For individuals, they don't care about variation in communities, or standard medical practices, they are looking for relief for their specific condition.
Of course, declaring that just because something worked for one person, it should work for others, is wrong in both camps.
I feel like a big part of the disconnect here, and a big reason why people are talking past each other, is that they actually have different goals, and aren't really aware of that difference.
Well, to be honest I think the primary disconnect is in epistemological understanding. The OP did not declare peptides to be a personal revolution, he/she seemingly generalised their own experience to be widely applicable.
Basic human thought patterns usually lead people to think that anecdotes about their personal experience is valuable for understanding the world, but this is wrong. The scientific revolution basically illustrated the flaw in this premise outside of hypothesis generation. It takes specific education to make human beings truly believe that their anecdotal experiences are mostly irrelevant beyond understanding their immediate circumstances. The proportion of humanity that truly think this way is relatively small.
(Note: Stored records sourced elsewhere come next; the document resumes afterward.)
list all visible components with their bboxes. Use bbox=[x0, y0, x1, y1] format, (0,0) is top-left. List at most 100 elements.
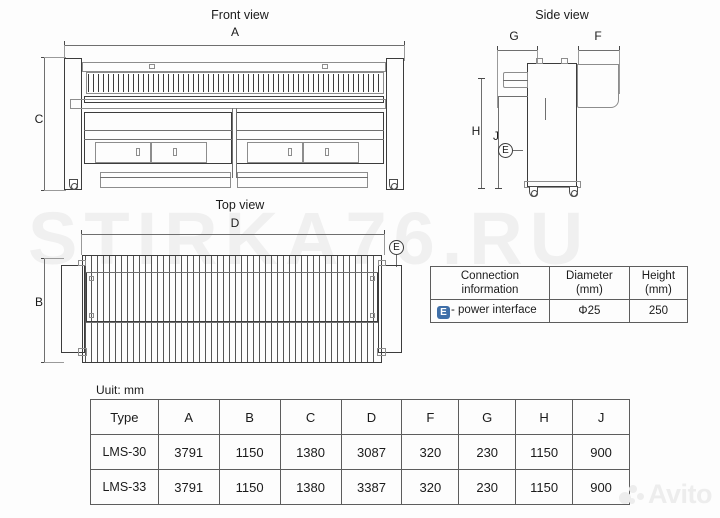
front-left-upright bbox=[64, 58, 82, 190]
connection-info-table: Connection information Diameter (mm) Hei… bbox=[430, 266, 689, 323]
front-cabinet-left-div1 bbox=[84, 130, 232, 131]
spec-row1-j: 900 bbox=[572, 469, 630, 505]
side-view-dim-f-label: F bbox=[594, 29, 602, 43]
top-bolt-tr bbox=[370, 276, 375, 281]
top-view-ext-b-top bbox=[44, 258, 64, 259]
front-top-rail bbox=[82, 62, 386, 72]
avito-watermark: Avito bbox=[619, 479, 713, 510]
front-view-dim-c-line bbox=[44, 57, 45, 190]
table-row: LMS-30 3791 1150 1380 3087 320 230 1150 … bbox=[90, 434, 630, 470]
front-caster-right bbox=[389, 179, 398, 190]
front-door-left-2 bbox=[151, 142, 207, 163]
side-top-fitting-right bbox=[561, 58, 568, 64]
spec-row0-f: 320 bbox=[401, 434, 460, 470]
top-inner-frame-bottom bbox=[86, 322, 378, 323]
front-finger-slats bbox=[88, 74, 382, 92]
front-centre-post-left bbox=[232, 108, 233, 178]
spec-header-d: D bbox=[340, 399, 403, 435]
top-fitting-bl bbox=[78, 348, 87, 356]
side-top-fitting-left bbox=[536, 58, 543, 64]
spec-header-c: C bbox=[279, 399, 342, 435]
spec-row1-a: 3791 bbox=[157, 469, 220, 505]
spec-row0-type: LMS-30 bbox=[90, 434, 159, 470]
front-cabinet-left-div2 bbox=[84, 139, 232, 140]
spec-row0-a: 3791 bbox=[157, 434, 220, 470]
avito-watermark-text: Avito bbox=[648, 479, 713, 509]
front-handle-right-1 bbox=[288, 148, 292, 156]
spec-row1-h: 1150 bbox=[515, 469, 574, 505]
top-bolt-br bbox=[370, 313, 375, 318]
technical-drawing-page: STIRKA76.RU Front view A C Side view G F… bbox=[0, 0, 720, 518]
front-handle-left-2 bbox=[173, 148, 177, 156]
spec-header-b: B bbox=[218, 399, 281, 435]
front-cabinet-right-div1 bbox=[236, 130, 384, 131]
spec-row0-g: 230 bbox=[458, 434, 517, 470]
front-top-fastener-right bbox=[322, 64, 328, 69]
front-tray-line-left bbox=[100, 177, 231, 178]
top-inner-frame-top bbox=[86, 272, 378, 273]
side-main-body bbox=[527, 63, 577, 187]
connection-header-height-line2: (mm) bbox=[644, 284, 672, 296]
front-door-left-1 bbox=[95, 142, 151, 163]
top-view-e-marker: E bbox=[389, 240, 404, 255]
top-endcap-right bbox=[378, 260, 386, 266]
front-bottom-tray-right bbox=[237, 172, 368, 188]
front-lower-rail bbox=[70, 99, 386, 109]
side-inner-detail-line bbox=[545, 98, 546, 120]
specification-table: Type A B C D F G H J LMS-30 3791 1150 13… bbox=[90, 399, 630, 505]
connection-cell-diameter: Φ25 bbox=[548, 299, 630, 323]
top-view-dim-b-line bbox=[44, 258, 45, 362]
front-door-right-1 bbox=[247, 142, 303, 163]
connection-header-height-line1: Height bbox=[641, 270, 676, 282]
front-top-fastener-left bbox=[149, 64, 155, 69]
connection-interface-label: - power interface bbox=[451, 303, 537, 316]
front-centre-post-right bbox=[236, 108, 237, 178]
spec-header-j: J bbox=[572, 399, 630, 435]
spec-row0-d: 3087 bbox=[340, 434, 403, 470]
side-view-ext-f-right bbox=[619, 50, 620, 94]
side-view-dim-j-label: J bbox=[493, 129, 499, 143]
top-bolt-bl bbox=[89, 313, 94, 318]
connection-cell-interface: E- power interface bbox=[430, 299, 550, 323]
spec-row0-h: 1150 bbox=[515, 434, 574, 470]
table-row: LMS-33 3791 1150 1380 3387 320 230 1150 … bbox=[90, 469, 630, 505]
spec-row1-d: 3387 bbox=[340, 469, 403, 505]
spec-row1-type: LMS-33 bbox=[90, 469, 159, 505]
power-interface-badge-icon: E bbox=[437, 305, 450, 319]
side-view-dim-j-line bbox=[498, 96, 499, 188]
front-view-ext-top bbox=[44, 57, 66, 58]
front-right-upright bbox=[386, 58, 404, 190]
spec-header-f: F bbox=[401, 399, 460, 435]
spec-row1-b: 1150 bbox=[218, 469, 281, 505]
side-view-title: Side view bbox=[535, 8, 589, 22]
connection-header-diameter-line1: Diameter bbox=[566, 270, 613, 282]
front-view-ext-right bbox=[404, 45, 405, 61]
side-view-dim-j-tick-bottom bbox=[495, 188, 502, 189]
front-view-ext-bottom bbox=[44, 190, 66, 191]
spec-row0-b: 1150 bbox=[218, 434, 281, 470]
side-view-dim-g-label: G bbox=[509, 29, 519, 43]
connection-header-info: Connection information bbox=[430, 266, 550, 300]
top-view-title: Top view bbox=[215, 198, 265, 212]
front-door-right-2 bbox=[303, 142, 359, 163]
spec-header-h: H bbox=[515, 399, 574, 435]
top-view-ext-d-left bbox=[81, 234, 82, 255]
spec-header-a: A bbox=[157, 399, 220, 435]
spec-row1-c: 1380 bbox=[279, 469, 342, 505]
top-view-ext-d-right bbox=[384, 234, 385, 255]
side-view-dim-h-tick-top bbox=[478, 78, 485, 79]
front-cabinet-right-div2 bbox=[236, 139, 384, 140]
connection-header-diameter-line2: (mm) bbox=[575, 284, 603, 296]
side-feed-chute-line bbox=[503, 80, 528, 81]
connection-cell-height: 250 bbox=[628, 299, 689, 323]
side-caster-right bbox=[569, 186, 578, 197]
spec-table-header-row: Type A B C D F G H J bbox=[90, 399, 630, 435]
top-inner-frame bbox=[86, 272, 378, 322]
connection-header-height: Height (mm) bbox=[628, 266, 689, 300]
top-fitting-br bbox=[377, 348, 386, 356]
connection-header-info-line1: Connection bbox=[460, 270, 520, 282]
front-caster-left bbox=[69, 179, 78, 190]
top-endcap-left bbox=[78, 260, 86, 266]
spec-row1-g: 230 bbox=[458, 469, 517, 505]
side-feed-lower-arm bbox=[498, 96, 528, 97]
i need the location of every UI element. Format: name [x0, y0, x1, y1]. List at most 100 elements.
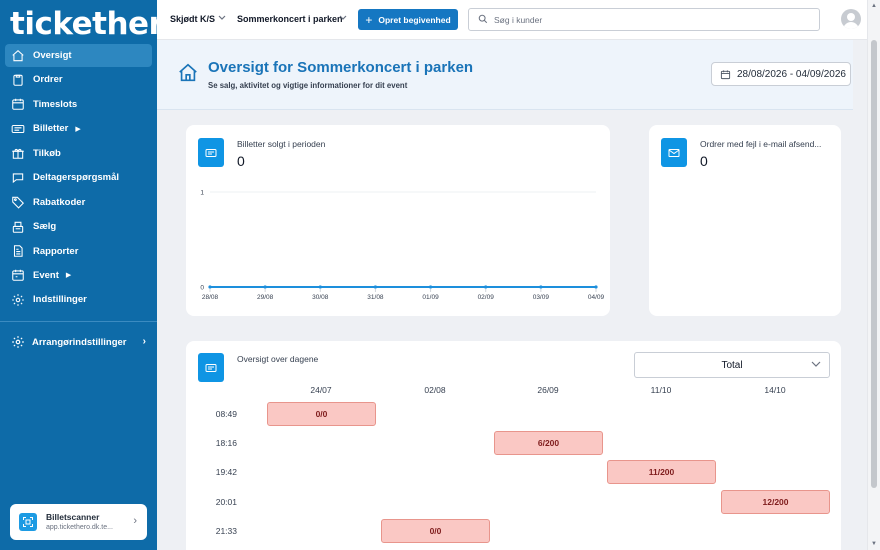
time-row-label: 19:42 [215, 467, 237, 477]
data-point [539, 285, 543, 289]
timeslot-cell[interactable]: 11/200 [607, 460, 716, 484]
chevron-right-icon: › [133, 515, 137, 527]
sidebar-item-org-settings[interactable]: Arrangørindstillinger › [5, 331, 152, 353]
ticket-icon [11, 122, 25, 136]
day-column-label: 14/10 [764, 385, 786, 395]
sidebar-item-label: Rapporter [33, 245, 79, 257]
day-column-label: 02/08 [424, 385, 446, 395]
chevron-down-icon[interactable] [339, 14, 347, 23]
time-row-label: 21:33 [215, 526, 237, 536]
email-errors-card: Ordrer med fejl i e-mail afsend... 0 [649, 125, 841, 316]
email-errors-value: 0 [700, 153, 708, 169]
x-tick-label: 04/09 [588, 294, 605, 301]
sidebar-item-rabatkoder[interactable]: Rabatkoder [5, 191, 152, 214]
page-scrollbar[interactable]: ▲ ▼ [867, 0, 880, 550]
sidebar-item-label: Tilkøb [33, 147, 61, 159]
sidebar-item-tilkøb[interactable]: Tilkøb [5, 142, 152, 165]
timeslot-cell[interactable]: 0/0 [267, 402, 376, 426]
date-range-picker[interactable]: 28/08/2026 - 04/09/2026 [711, 62, 851, 86]
x-tick-label: 30/08 [312, 294, 329, 301]
event-icon [11, 268, 25, 282]
data-point [263, 285, 267, 289]
create-event-label: Opret begivenhed [378, 14, 451, 25]
chevron-right-icon: › [142, 336, 146, 347]
scanner-icon [19, 513, 37, 531]
chat-icon [11, 171, 25, 185]
day-column-label: 11/10 [650, 385, 672, 395]
sidebar-item-rapporter[interactable]: Rapporter [5, 240, 152, 263]
sidebar-item-timeslots[interactable]: Timeslots [5, 93, 152, 116]
time-row-label: 08:49 [215, 409, 237, 419]
sidebar-divider [0, 321, 157, 322]
data-point [318, 285, 322, 289]
sidebar-item-label: Timeslots [33, 98, 78, 110]
total-filter-value: Total [721, 359, 743, 371]
customer-search[interactable] [468, 8, 820, 31]
search-icon [478, 11, 488, 29]
sidebar-item-ordrer[interactable]: Ordrer [5, 68, 152, 91]
scanner-title: Billetscanner [46, 512, 100, 522]
days-overview-title: Oversigt over dagene [237, 354, 319, 364]
chevron-down-icon[interactable] [218, 14, 226, 23]
report-icon [11, 244, 25, 258]
sidebar-item-deltagerspørgsmål[interactable]: Deltagerspørgsmål [5, 166, 152, 189]
scroll-up-icon[interactable]: ▲ [871, 3, 877, 9]
sidebar-nav: Oversigt Ordrer Timeslots Billetter ▶ Tilkøb D… [5, 44, 152, 313]
event-selector[interactable]: Sommerkoncert i parken [237, 14, 343, 24]
x-tick-label: 02/09 [478, 294, 495, 301]
email-errors-label: Ordrer med fejl i e-mail afsend... [700, 139, 822, 149]
scanner-subtitle: app.tickethero.dk.te... [46, 524, 113, 531]
sidebar-item-label: Indstillinger [33, 294, 87, 306]
sidebar-item-billetter[interactable]: Billetter ▶ [5, 117, 152, 140]
sidebar: tickethero Oversigt Ordrer Timeslots Billet… [0, 0, 185, 550]
sidebar-item-label: Rabatkoder [33, 196, 86, 208]
caret-right-icon: ▶ [65, 272, 72, 280]
mail-icon [661, 138, 687, 167]
day-column-label: 26/09 [537, 385, 559, 395]
page-title: Oversigt for Sommerkoncert i parken [208, 59, 474, 76]
avatar[interactable] [841, 9, 861, 29]
org-selector[interactable]: Skjødt K/S [170, 14, 215, 24]
sidebar-item-label: Billetter [33, 123, 69, 135]
page-subtitle: Se salg, aktivitet og vigtige informatio… [208, 81, 408, 90]
sidebar-item-indstillinger[interactable]: Indstillinger [5, 288, 152, 311]
sidebar-item-label: Event [33, 269, 59, 281]
sidebar-item-label: Arrangørindstillinger [32, 336, 127, 348]
page-header: Oversigt for Sommerkoncert i parken Se s… [157, 40, 853, 110]
home-icon [177, 62, 199, 89]
scrollbar-thumb[interactable] [871, 40, 877, 488]
time-row-label: 18:16 [215, 438, 237, 448]
ticket-icon [198, 353, 224, 382]
create-event-button[interactable]: + Opret begivenhed [358, 9, 458, 30]
tag-icon [11, 195, 25, 209]
sidebar-item-label: Oversigt [33, 50, 72, 61]
timeslot-cell[interactable]: 12/200 [721, 490, 830, 514]
clipboard-icon [11, 73, 25, 87]
gear-icon [11, 335, 25, 349]
data-point [484, 285, 488, 289]
day-column-label: 24/07 [310, 385, 332, 395]
scroll-down-icon[interactable]: ▼ [871, 541, 877, 547]
plus-icon: + [365, 12, 373, 27]
x-tick-label: 28/08 [202, 294, 219, 301]
ticket-scanner-card[interactable]: Billetscanner app.tickethero.dk.te... › [10, 504, 147, 540]
sidebar-item-sælg[interactable]: Sælg [5, 215, 152, 238]
sidebar-item-oversigt[interactable]: Oversigt [5, 44, 152, 67]
total-filter-select[interactable]: Total [634, 352, 830, 378]
register-icon [11, 220, 25, 234]
x-tick-label: 01/09 [422, 294, 439, 301]
chevron-down-icon [811, 360, 821, 370]
gift-icon [11, 146, 25, 160]
timeslot-cell[interactable]: 6/200 [494, 431, 603, 455]
x-tick-label: 29/08 [257, 294, 274, 301]
home-icon [11, 49, 25, 63]
calendar-icon [720, 69, 731, 80]
y-tick-label: 1 [200, 190, 204, 197]
sidebar-item-event[interactable]: Event ▶ [5, 264, 152, 287]
search-input[interactable] [494, 14, 794, 25]
x-tick-label: 31/08 [367, 294, 384, 301]
sidebar-item-label: Ordrer [33, 74, 63, 86]
timeslot-cell[interactable]: 0/0 [381, 519, 490, 543]
gear-icon [11, 293, 25, 307]
data-point [428, 285, 433, 289]
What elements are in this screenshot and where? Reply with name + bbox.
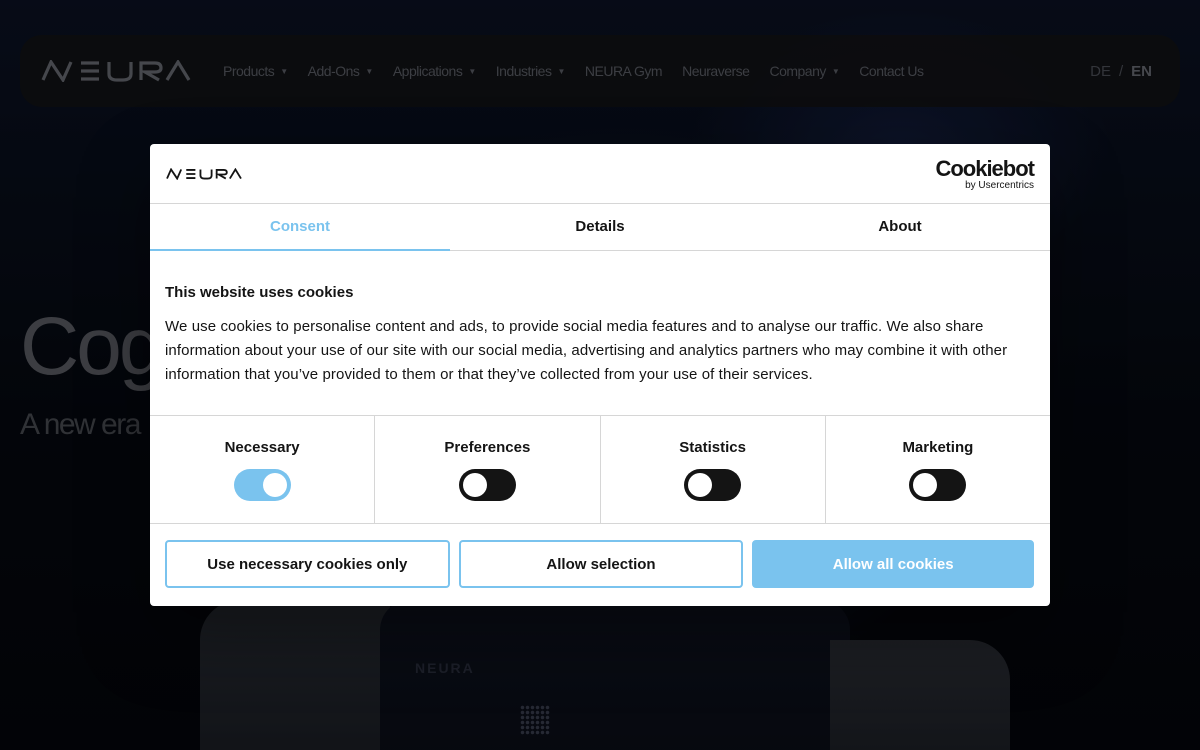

Understanding the world through anecdotes still works okay-ish for a lot of areas, but ascertaining relatively subjective effects of experimental pharmaceuticals is not one of them. But to many people it's non obvious that this is the case. And as a general method of thinking about this issue, it is just the wrong way to go about things.
And that's the disconnect, in my opinion. The OP drew a conclusion from a thought pattern that comes easily to human beings, but that is just wrong in this situation. Of course, perhaps this is reinforced by underlying motivations, but that's not what makes people talk past each other. These kinds of discussion are usually driven by so called "deep disagreements" in epistemological understanding, in my experience.